The actors are pretty good – obviously no competition against the mythic Oscar-level cast of the original film but serviceable in their own right. Aaron Stanford’s Winter Soldier-esque reinterpretation of Cole is clearly the highlight (especially seeing as how, world-famous movie-star and all, Willis seemed a little out of his element there instead of macho-movies like Die Hard), Zeljvko Ivanek’s Leland Goines (given far too little a cameo), Amanda Schull’s unoriginal Felicity Smoak-copy but fine Railly, and Emily Hampshire’s gender-flipped and batsh*t-crazy Je(nn)y Goines. That brings me to the twists and liberties it takes with its source material: there is certainly no lack of imagination it takes in that department. The show does what all reboots, spinoffs, and sequels should: expand the mythology and even reinvent/add to the original lore, and it does deserve serious praise for that, some of them necessary to stretch the 2-hr film into a 4-season series while others just sheer brilliant in reimagining the virus, 12 Monkeys, and story.

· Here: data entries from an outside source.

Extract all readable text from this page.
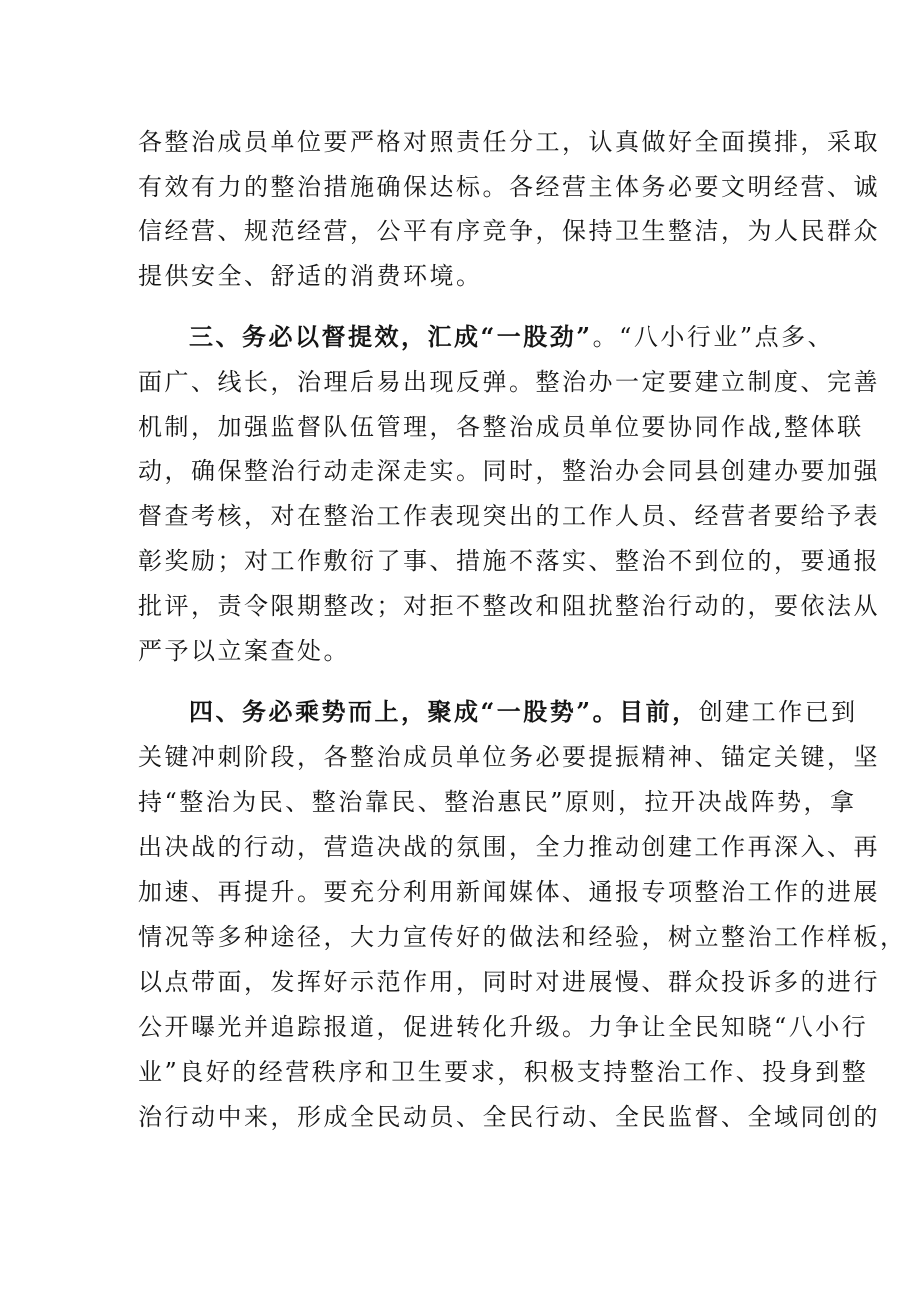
各整治成员单位要严格对照责任分工，认真做好全面摸排，采取
有效有力的整治措施确保达标。各经营主体务必要文明经营、诚
信经营、规范经营，公平有序竞争，保持卫生整洁，为人民群众
提供安全、舒适的消费环境。
三、务必以督提效，汇成“一股劲”。“八小行业”点多、
面广、线长，治理后易出现反弹。整治办一定要建立制度、完善
机制，加强监督队伍管理，各整治成员单位要协同作战,整体联
动，确保整治行动走深走实。同时，整治办会同县创建办要加强
督查考核，对在整治工作表现突出的工作人员、经营者要给予表
彰奖励；对工作敷衍了事、措施不落实、整治不到位的，要通报
批评，责令限期整改；对拒不整改和阻扰整治行动的，要依法从
严予以立案查处。
四、务必乘势而上，聚成“一股势”。目前，创建工作已到
关键冲刺阶段，各整治成员单位务必要提振精神、锚定关键，坚
持“整治为民、整治靠民、整治惠民”原则，拉开决战阵势，拿
出决战的行动，营造决战的氛围，全力推动创建工作再深入、再
加速、再提升。要充分利用新闻媒体、通报专项整治工作的进展
情况等多种途径，大力宣传好的做法和经验，树立整治工作样板，
以点带面，发挥好示范作用，同时对进展慢、群众投诉多的进行
公开曝光并追踪报道，促进转化升级。力争让全民知晓“八小行
业”良好的经营秩序和卫生要求，积极支持整治工作、投身到整
治行动中来，形成全民动员、全民行动、全民监督、全域同创的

For a series on a network called Syfy, it doesn’t lean nearly enough on its S(ci)-F(i) roots – with a bad S1-start that teams-up Cole/Railly too fast and often ignores the most fascinating part of the lore by far: the virus. Perhaps the most disappointing part though is that they erased the multi-interpretability that made the original so jaw-droppingly twisty and evil – with Jones and co. being boxed into a written room of wanting to save humanity instead of the plane-ending of the movie that left it up to ambiguity and them maybe wanting it to happen. The set pieces and design are also strikingly-less imaginative and inspirational – shocking, considering the writer’s room personified the antithesis of it taking the story in all kinds of wild directions.
Overall though, 12 Monkeys is a spirit TV series certainly better than most of the few sci-fi shows out there – and one that differentiates itself quickly from its original while pushing the boundaries (to sometimes good, sometimes great, sometimes bad results, all whom need to have been followed by watching the original film first to fully-appreciate/understand them). A high-production-value modern TV series from Syfy that – despite bold risks that sometimes pay off and sometimes don’t with a decent cast – ironically plays down the science-fiction & kooky charms of the beloved original. This 13th Monkey at least adds something to the franchise and lore, although the original is still ~far-superior.